Sobrement (ou pompeusement) intitulé « Beirut » dans sa version d’origine, Opération Beyrouth se présente donc comme un film-catalogue, ressassant en 1h50 une vision qui se voudrait englobante de la capitale libanaise, durant sa période la plus sombre (la guerre civile de 1975 à 1990). Dix ans après avoir quitté la ville, un ex-diplomate américain, Mason Skiles, est renvoyé sur place, en 1982, afin de négocier la libération de son ancien partenaire, pris en otage par la milice palestinienne (l’OLP), principale belligérante de la guerre civile. Le film débute ainsi par un panorama éclaté du Liban des années 1970, s’appuyant sur la vision nostalgique des Libanais, qui voyaient le pays comme un halo de liberté quasi utopique (au cœur d’une zone géopolitique brûlante), avant d’effectuer un saut temporel.
Conquêtes orientales
L’enjeu est pourtant de taille : oser revenir sur une période historiographique difficile à saisir dans sa globalité, et ce encore de nos jours (même si la décennie la plus complexe, entre 1975 et 1982 donc, est ici omise). Alors même que les productions libanaises rechignent à développer les projets sur le déroulement de la guerre (autant par manque d’informations solides que par souci politique), il est donc à première vue étonnant de voir un projet américain aborder si crânement le sujet. Le scénario opte pourtant pour un genre calibré, le film d’espionnage et le thriller politique, dont le principe repose en général sur une totale lisibilité des enjeux — des objectifs clairs et centralisés (éliminer une cible, récupérer un individu, etc…) — alors même que le conflit libanais brillait par son illisibilité. Il s’agit donc ici plutôt d’imposer un scénario à son environnement contextuel, et non vraiment l’inverse.

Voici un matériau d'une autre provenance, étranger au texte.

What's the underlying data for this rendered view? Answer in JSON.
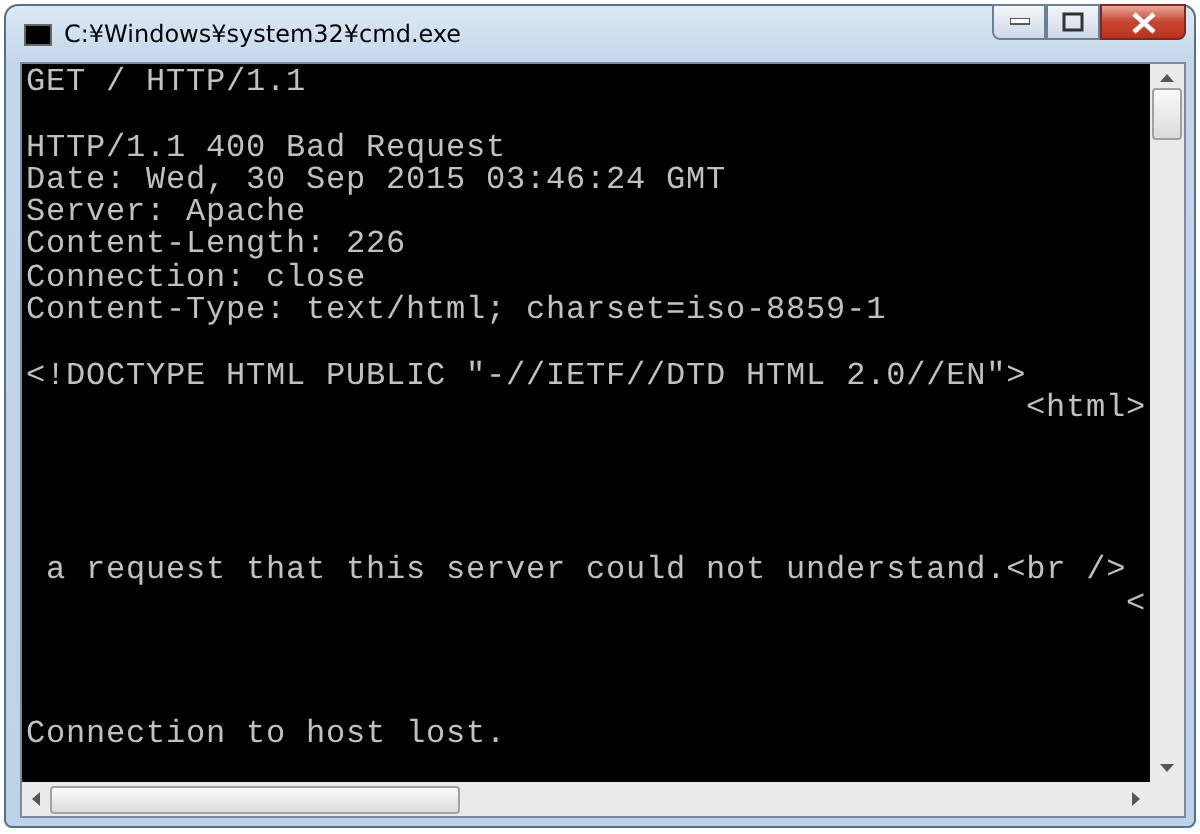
{
  "window": {
    "title": "C:¥Windows¥system32¥cmd.exe"
  },
  "console": {
    "lines": [
      {
        "kind": "left",
        "text": "GET / HTTP/1.1"
      },
      {
        "kind": "blank"
      },
      {
        "kind": "left",
        "text": "HTTP/1.1 400 Bad Request"
      },
      {
        "kind": "left",
        "text": "Date: Wed, 30 Sep 2015 03:46:24 GMT"
      },
      {
        "kind": "left",
        "text": "Server: Apache"
      },
      {
        "kind": "left",
        "text": "Content-Length: 226"
      },
      {
        "kind": "left",
        "text": "Connection: close"
      },
      {
        "kind": "left",
        "text": "Content-Type: text/html; charset=iso-8859-1"
      },
      {
        "kind": "blank"
      },
      {
        "kind": "left",
        "text": "<!DOCTYPE HTML PUBLIC \"-//IETF//DTD HTML 2.0//EN\">"
      },
      {
        "kind": "right",
        "text": "<html>"
      },
      {
        "kind": "blank"
      },
      {
        "kind": "blank"
      },
      {
        "kind": "blank"
      },
      {
        "kind": "blank"
      },
      {
        "kind": "indented",
        "text": "a request that this server could not understand.<br />"
      },
      {
        "kind": "right",
        "text": "<"
      },
      {
        "kind": "blank"
      },
      {
        "kind": "blank"
      },
      {
        "kind": "blank"
      },
      {
        "kind": "left",
        "text": "Connection to host lost."
      }
    ]
  }
}
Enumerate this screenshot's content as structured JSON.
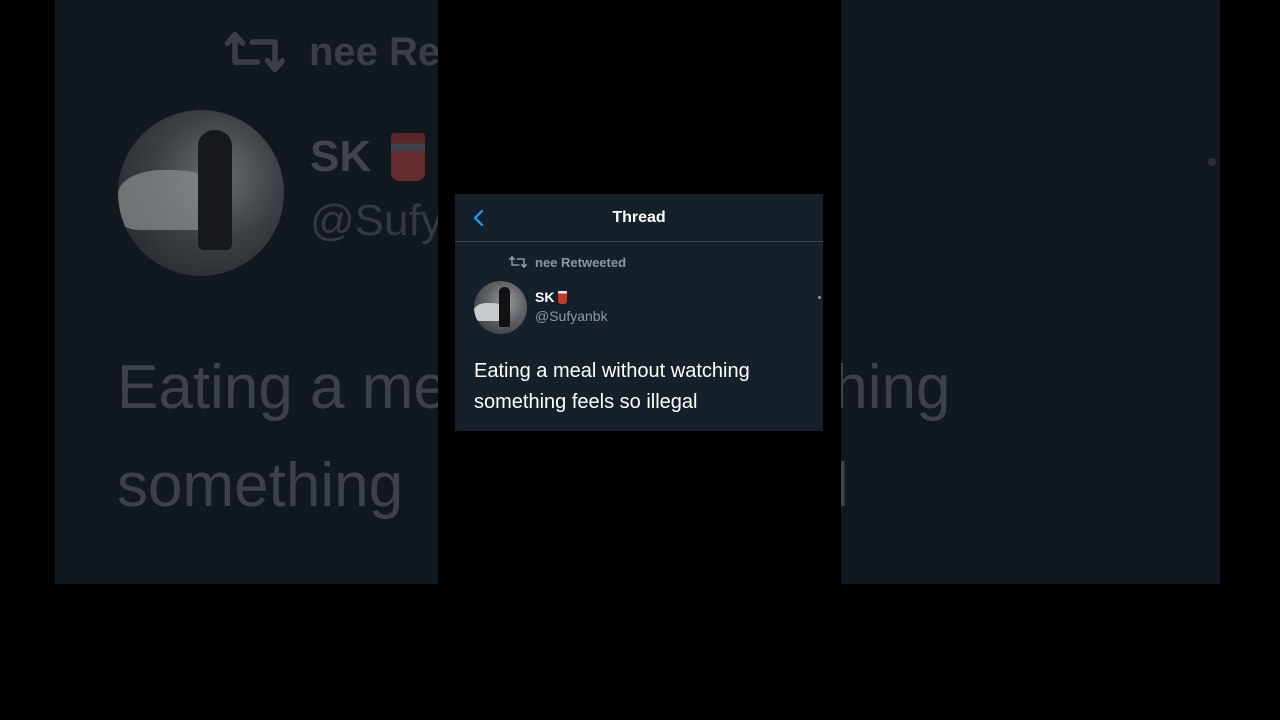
{
  "background": {
    "retweet_text": "nee Re",
    "name": "SK",
    "handle": "@Sufy",
    "tweet_line1_left": "Eating a me",
    "tweet_line1_right": "tching",
    "tweet_line2_left": "something",
    "tweet_line2_right": "l"
  },
  "header": {
    "title": "Thread",
    "back_icon": "chevron-left-icon"
  },
  "tweet": {
    "retweeted_by": "nee Retweeted",
    "retweet_icon": "retweet-icon",
    "author_name": "SK",
    "author_emoji_icon": "cup-icon",
    "author_handle": "@Sufyanbk",
    "text": "Eating a meal without watching something feels so illegal"
  },
  "colors": {
    "card_bg": "#15202b",
    "accent": "#1da1f2",
    "secondary_text": "#8899a6",
    "primary_text": "#ffffff",
    "divider": "#38444d"
  }
}
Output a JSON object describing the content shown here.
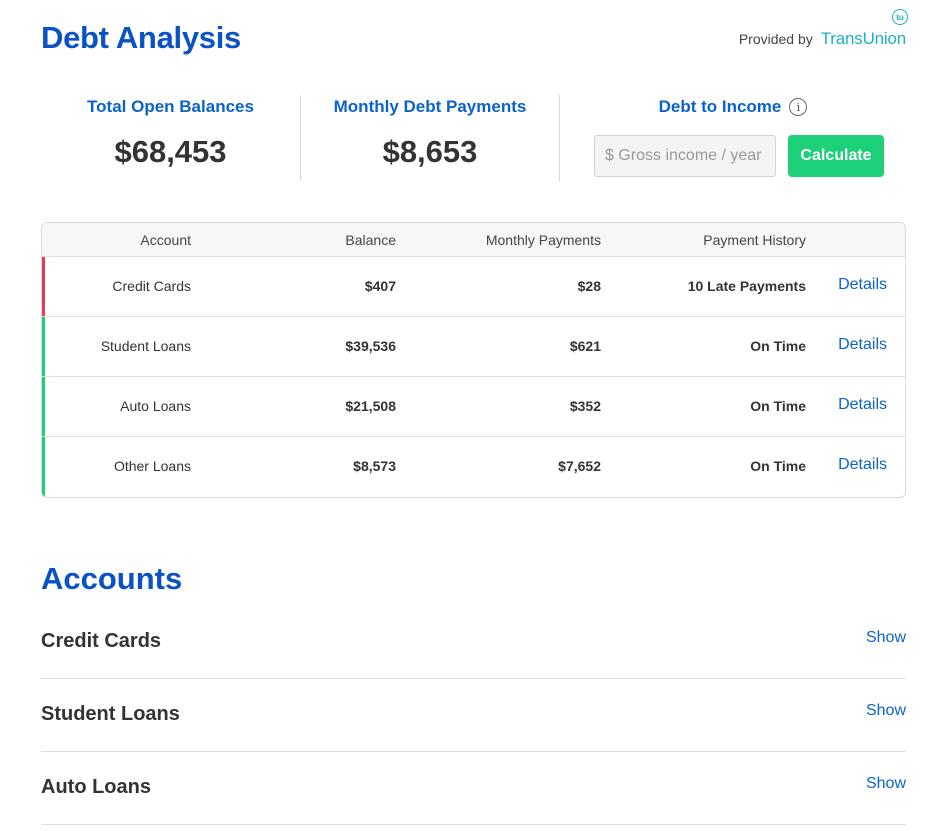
{
  "header": {
    "title": "Debt Analysis",
    "provided_by": "Provided by",
    "provider_name": "TransUnion",
    "provider_mark": "tu"
  },
  "summary": {
    "total_open_balances": {
      "label": "Total Open Balances",
      "value": "$68,453"
    },
    "monthly_debt_payments": {
      "label": "Monthly Debt Payments",
      "value": "$8,653"
    },
    "debt_to_income": {
      "label": "Debt to Income",
      "info_icon": "info-icon",
      "input_placeholder": "$ Gross income / year",
      "button_label": "Calculate"
    }
  },
  "table": {
    "columns": [
      "Account",
      "Balance",
      "Monthly Payments",
      "Payment History"
    ],
    "rows": [
      {
        "account": "Credit Cards",
        "balance": "$407",
        "monthly": "$28",
        "history": "10 Late Payments",
        "details": "Details",
        "status_color": "#e23c5a"
      },
      {
        "account": "Student Loans",
        "balance": "$39,536",
        "monthly": "$621",
        "history": "On Time",
        "details": "Details",
        "status_color": "#1ed07a"
      },
      {
        "account": "Auto Loans",
        "balance": "$21,508",
        "monthly": "$352",
        "history": "On Time",
        "details": "Details",
        "status_color": "#1ed07a"
      },
      {
        "account": "Other Loans",
        "balance": "$8,573",
        "monthly": "$7,652",
        "history": "On Time",
        "details": "Details",
        "status_color": "#1ed07a"
      }
    ]
  },
  "accounts": {
    "title": "Accounts",
    "items": [
      {
        "name": "Credit Cards",
        "action": "Show"
      },
      {
        "name": "Student Loans",
        "action": "Show"
      },
      {
        "name": "Auto Loans",
        "action": "Show"
      }
    ]
  },
  "colors": {
    "title_blue": "#0b52c4",
    "link_blue": "#0b63c9",
    "accent_green": "#1ed07a",
    "alert_red": "#e23c5a",
    "transunion_teal": "#1cb1c4"
  }
}
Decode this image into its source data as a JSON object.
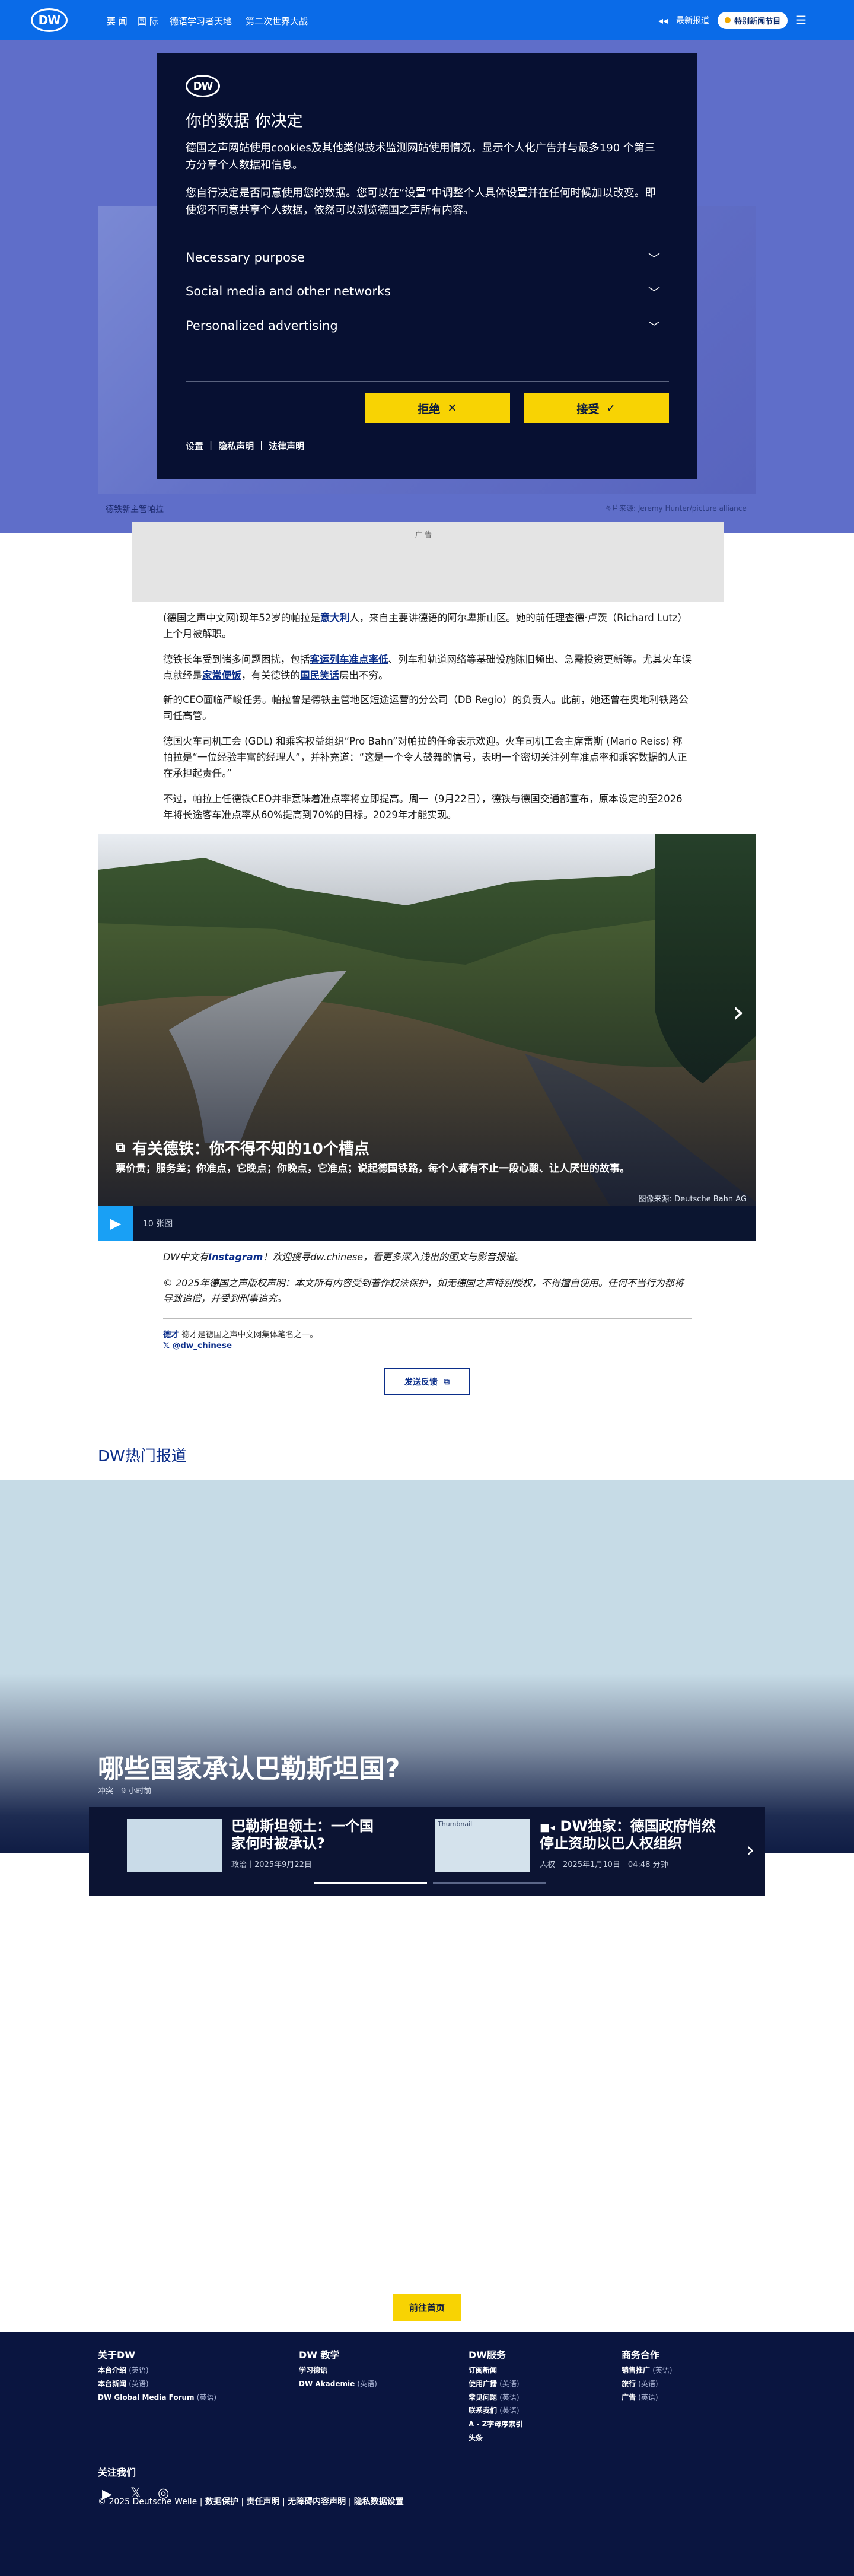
{
  "header": {
    "logo": "DW",
    "nav": [
      "要 闻",
      "国 际",
      "德语学习者天地",
      "第二次世界大战"
    ],
    "live_label": "最新报道",
    "live_pill": "特别新闻节目"
  },
  "hero": {
    "caption_left": "德铁新主管帕拉",
    "caption_right": "图片来源: Jeremy Hunter/picture alliance"
  },
  "ad": {
    "label": "广 告"
  },
  "article": {
    "p1_a": "(德国之声中文网)现年52岁的帕拉是",
    "p1_link": "意大利",
    "p1_b": "人，来自主要讲德语的阿尔卑斯山区。她的前任理查德·卢茨（Richard Lutz）上个月被解职。",
    "p2_a": "德铁长年受到诸多问题困扰，包括",
    "p2_link1": "客运列车准点率低",
    "p2_b": "、列车和轨道网络等基础设施陈旧频出、急需投资更新等。尤其火车误点就经是",
    "p2_link2": "家常便饭",
    "p2_c": "，有关德铁的",
    "p2_link3": "国民笑话",
    "p2_d": "层出不穷。",
    "p3": "新的CEO面临严峻任务。帕拉曾是德铁主管地区短途运营的分公司（DB Regio）的负责人。此前，她还曾在奥地利铁路公司任高管。",
    "p4": "德国火车司机工会 (GDL) 和乘客权益组织“Pro Bahn”对帕拉的任命表示欢迎。火车司机工会主席雷斯 (Mario Reiss) 称帕拉是“一位经验丰富的经理人”，并补充道：“这是一个令人鼓舞的信号，表明一个密切关注列车准点率和乘客数据的人正在承担起责任。”",
    "p5": "不过，帕拉上任德铁CEO并非意味着准点率将立即提高。周一（9月22日），德铁与德国交通部宣布，原本设定的至2026年将长途客车准点率从60%提高到70%的目标。2029年才能实现。"
  },
  "gallery": {
    "title": "有关德铁：你不得不知的10个槽点",
    "subtitle": "票价贵；服务差；你准点，它晚点；你晚点，它准点；说起德国铁路，每个人都有不止一段心酸、让人厌世的故事。",
    "credit": "图像来源: Deutsche Bahn AG",
    "count": "10 张图"
  },
  "footnote": {
    "n1_a": "DW中文有",
    "n1_link": "Instagram",
    "n1_b": "！欢迎搜寻dw.chinese，看更多深入浅出的图文与影音报道。",
    "n2": "© 2025年德国之声版权声明：本文所有内容受到著作权法保护，如无德国之声特别授权，不得擅自使用。任何不当行为都将导致追偿，并受到刑事追究。"
  },
  "author": {
    "name": "德才",
    "text": "德才是德国之声中文网集体笔名之一。",
    "handle": "@dw_chinese"
  },
  "feedback": {
    "label": "发送反馈"
  },
  "hot": {
    "section_title": "DW热门报道",
    "headline": "哪些国家承认巴勒斯坦国?",
    "meta": "冲突｜9 小时前",
    "cards": [
      {
        "title": "巴勒斯坦领土：一个国家何时被承认?",
        "meta": "政治｜2025年9月22日"
      },
      {
        "title": "DW独家：德国政府悄然停止资助以巴人权组织",
        "meta": "人权｜2025年1月10日｜04:48 分钟",
        "img_alt": "Thumbnail"
      }
    ]
  },
  "home_button": {
    "label": "前往首页"
  },
  "footer": {
    "col1": {
      "heading": "关于DW",
      "links": [
        {
          "t": "本台介绍",
          "s": "(英语)"
        },
        {
          "t": "本台新闻",
          "s": "(英语)"
        },
        {
          "t": "DW Global Media Forum",
          "s": "(英语)"
        }
      ]
    },
    "col2": {
      "heading": "DW 教学",
      "links": [
        {
          "t": "学习德语",
          "s": ""
        },
        {
          "t": "DW Akademie",
          "s": "(英语)"
        }
      ]
    },
    "col3": {
      "heading": "DW服务",
      "links": [
        {
          "t": "订阅新闻",
          "s": ""
        },
        {
          "t": "使用广播",
          "s": "(英语)"
        },
        {
          "t": "常见问题",
          "s": "(英语)"
        },
        {
          "t": "联系我们",
          "s": "(英语)"
        },
        {
          "t": "A - Z字母序索引",
          "s": ""
        },
        {
          "t": "头条",
          "s": ""
        }
      ]
    },
    "col4": {
      "heading": "商务合作",
      "links": [
        {
          "t": "销售推广",
          "s": "(英语)"
        },
        {
          "t": "旅行",
          "s": "(英语)"
        },
        {
          "t": "广告",
          "s": "(英语)"
        }
      ]
    },
    "follow_label": "关注我们",
    "copyright": "© 2025 Deutsche Welle",
    "bottom_links": [
      "数据保护",
      "责任声明",
      "无障碍内容声明",
      "隐私数据设置"
    ]
  },
  "cookie": {
    "logo": "DW",
    "title": "你的数据 你决定",
    "p1": "德国之声网站使用cookies及其他类似技术监测网站使用情况，显示个人化广告并与最多190 个第三方分享个人数据和信息。",
    "p2": "您自行决定是否同意使用您的数据。您可以在“设置”中调整个人具体设置并在任何时候加以改变。即使您不同意共享个人数据，依然可以浏览德国之声所有内容。",
    "purposes": [
      "Necessary purpose",
      "Social media and other networks",
      "Personalized advertising"
    ],
    "reject": "拒绝",
    "accept": "接受",
    "links": [
      "设置",
      "隐私声明",
      "法律声明"
    ]
  },
  "colors": {
    "brand_blue": "#0a6be8",
    "navy": "#071032",
    "yellow": "#f8d303",
    "link": "#0b2e8a"
  }
}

Le problème s’avère donc inhérent à la plupart des productions américaines exportées en milieu exotique : imposer un récit de traque et une mécanique bien huilée malgré tout, au détriment de l’arrière-plan historique (on pourrait remplacer l’OLP par l’armée du Mahdi et replacer l’histoire en pleine guerre d’Irak, à Nadjaf, en 2004, cela ne changerait finalement pas grand-chose au contenu). De la guerre civile libanaise, Opération Beyrouth ne tire finalement que des images-rumeurs, reposant sur les quelques traces visuelles du conflit (les célèbres photographies de Beyrouth en ruine imbriquées dans l’imaginaire des années 1980) vaguement reconstituées à Tanger.
Vision fragmentée
L’espace est ainsi tamisé, élagué, brassé aléatoirement selon les besoins des péripéties. Et si le film a le mérite d’évoquer les lignes de démarcation du centre de Beyrouth, séparant la ville en deux parties (les Chrétiens à l’est, les Musulmans à l’ouest) par la présence régulières de checkpoints tenus par les miliciens, les espaces en eux-mêmes ne sont pas vraiment délimités, les protagonistes traversant l’ensemble de la ville sans grande restriction. L’ouverture du film résume finalement toute cette confusion géographique, par sa manière d’employer quelques images d’archives éparses présentant le paradis libanais (on y voit des filles en bikini, des hommes faire du jet-ski, des belles montagnes enneigées) et de résumer la tension générée par l’arrivée des réfugiés palestiniens à coups de métaphores un peu simplistes (le personnage principal prenant l’image d’une auberge prise d’assaut pour expliquer la situation à des ressortissants étrangers). Lors du retour au Liban, Skiles redécouvre ainsi le pays, et le réalisateur Brad Anderson, pour l’accompagner, multiplie les gros plans touristiques, selon l’idée paradoxale d’un étalage de détails anodins et anecdotiques — notamment l’hétéroclicité quasi surréaliste et insolite pour tout étranger au Liban (un plan peut retenir l’attention, des femmes entièrement voilées, suivies de deux nonnes). Estimant alors sa tâche contextuelle accomplie, la mise en scène peut donc librement dérouler son récit de courses-poursuites et de négociations musclées, imitant les canons du genre de John Le Carré. S’appuyant sur un visuel un peu impersonnel, à mi-chemin entre le filtre seventies et léché d’Argo et la nervosité tricotée de la série Homeland (héritée de Paul Greengrass et Doug Liman), cette représentation du Liban et cette histoire d’espions ne s’éloignent hélas jamais des poncifs attendus.